A3: Project to x-intervals (disk i covers [cx-r, cx+r] for any vertical arrow at the projected y); same greedy in x. For general 2D point cover, NP-hard.
Q4: Weighted balloons — each requires an arrow with cost = weight? A4: Min-cost set cover; NP-hard in general. For intervals, LP relaxation is integral; solvable by DP.

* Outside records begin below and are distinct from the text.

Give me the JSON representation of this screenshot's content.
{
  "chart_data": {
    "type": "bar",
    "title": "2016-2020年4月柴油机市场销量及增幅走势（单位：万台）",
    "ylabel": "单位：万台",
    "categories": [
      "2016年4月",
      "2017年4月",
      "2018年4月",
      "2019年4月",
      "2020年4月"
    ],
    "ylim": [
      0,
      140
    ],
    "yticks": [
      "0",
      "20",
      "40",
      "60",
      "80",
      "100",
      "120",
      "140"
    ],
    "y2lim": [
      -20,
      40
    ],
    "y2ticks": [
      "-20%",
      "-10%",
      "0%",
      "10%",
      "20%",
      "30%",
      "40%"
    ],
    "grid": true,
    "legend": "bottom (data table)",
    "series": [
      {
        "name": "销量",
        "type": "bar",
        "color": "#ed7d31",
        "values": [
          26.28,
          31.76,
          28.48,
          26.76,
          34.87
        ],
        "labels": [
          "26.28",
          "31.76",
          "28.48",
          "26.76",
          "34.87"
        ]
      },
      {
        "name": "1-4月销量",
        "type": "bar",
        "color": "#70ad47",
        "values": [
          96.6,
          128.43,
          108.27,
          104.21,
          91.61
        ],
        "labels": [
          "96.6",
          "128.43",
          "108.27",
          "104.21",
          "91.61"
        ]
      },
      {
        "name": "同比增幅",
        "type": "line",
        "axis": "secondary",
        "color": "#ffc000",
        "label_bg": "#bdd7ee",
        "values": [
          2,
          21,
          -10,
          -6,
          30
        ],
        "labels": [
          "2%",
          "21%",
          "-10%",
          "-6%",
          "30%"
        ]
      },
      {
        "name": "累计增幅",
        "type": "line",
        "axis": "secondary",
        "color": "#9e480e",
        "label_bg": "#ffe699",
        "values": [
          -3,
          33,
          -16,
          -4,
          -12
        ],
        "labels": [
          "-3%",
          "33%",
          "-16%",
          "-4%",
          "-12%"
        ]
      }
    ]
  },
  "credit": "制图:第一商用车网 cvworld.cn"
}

Q5: Streaming — balloons arrive online? A5: Lower bound: 2-approximation by stabbing immediately at the right end of the first unstabbed interval seen.
14. Solution Walkthrough
See solution.py:
find_min_arrow_shots— sort by end + sweep; O(n log n).find_min_arrow_shots_brute— try all subsets of endpoints as candidate arrow sets; oracle.
15. Beyond the Problem
Principal code review: “Burst Balloons is the canonical interval-clique-cover problem solved by an exchange argument. The interesting structural fact: on the real line, interval graphs are perfect — chromatic number equals clique number, max clique can be found in O(n log n) by sweep, and clique cover (this problem) equals max independent set on the complement (max disjoint intervals). This is not true in general graphs (clique cover is NP-hard). The Staff+ insight: when a problem reduces to a graph optimization, ask ‘is the graph in a structured class — interval, chordal, planar, bipartite?’ If yes, problems that are NP-hard in general become polynomial. The exchange argument here is the constructive witness of intervals’ perfection. The follow-up: the same problem on a circle (circular-arc graphs) is already harder — chromatic number is NP-hard in general, though the clique-cover version remains polynomial. Topology matters.”